Position paper on the W3C XML binary interchange

alex@research.canon.com.au


Motivation

Canon Information Systems Research Australia is actively involved with the W3C SVG working group. Part of our work has included development of the SVG Print recommendation. One of the major issues to be exposed during the development of this draft was the handling of binary data which is referenced by an SVG document.

In many cases, an SVG document will reference external files such as images. In such cases, an inline encoding such as 'base64', whilst adequate, introduces inefficiencies.

The efficiency impacts have been traditionally been seen as bandwidth problems, however, this is appears to be a simplification.

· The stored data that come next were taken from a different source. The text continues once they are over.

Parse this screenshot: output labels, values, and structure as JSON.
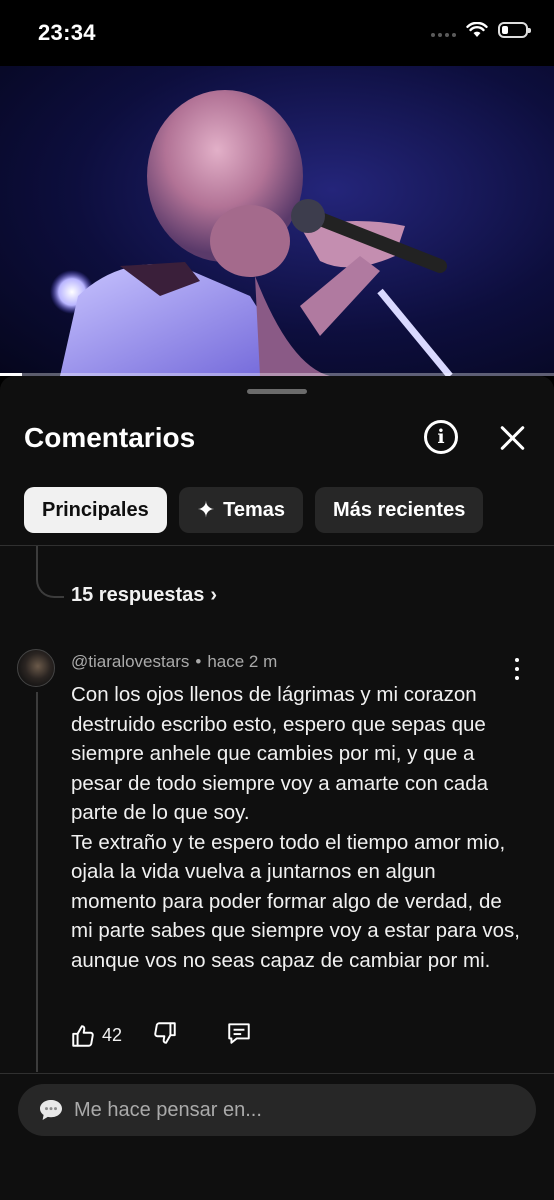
{
  "status_bar": {
    "time": "23:34",
    "battery_level": 0.25
  },
  "video": {
    "progress": 0.04
  },
  "comments_panel": {
    "title": "Comentarios",
    "filters": [
      {
        "label": "Principales",
        "active": true
      },
      {
        "label": "Temas",
        "icon": "sparkle-icon",
        "active": false
      },
      {
        "label": "Más recientes",
        "active": false
      }
    ],
    "replies_link": "15 respuestas",
    "comment": {
      "author": "@tiaralovestars",
      "separator": "•",
      "time": "hace 2 m",
      "text": "Con los ojos llenos de lágrimas y mi corazon destruido escribo esto, espero que sepas que siempre anhele que cambies por mi, y que a pesar de todo siempre voy a amarte con cada parte de lo que soy.\nTe extraño y te espero todo el tiempo amor mio, ojala la vida vuelva a juntarnos en algun momento para poder formar algo de verdad, de mi parte sabes que siempre voy a estar para vos, aunque vos no seas capaz de cambiar por mi.",
      "likes": "42"
    },
    "composer": {
      "placeholder": "Me hace pensar en..."
    }
  }
}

The bandwidth problems appear to be secondary when compared with the encoding and decoding costs associated with 'base64' transmission of binary data.

Achieving an efficient method of encoding binary data within XML infosets is a worthwile goal in reducing the computational burden on packaged XML document transmission and interpretation.

Existing work

As part of the W3C SVG Working Group developing SVG technology, we have discussed the issues surrounding encoding of binary data and the interaction with XML documents.

One of the conclusions of our work is that the binary encoding of data is beyond the scope of the charter of the SVG Working Group, and as such, should not be addressed.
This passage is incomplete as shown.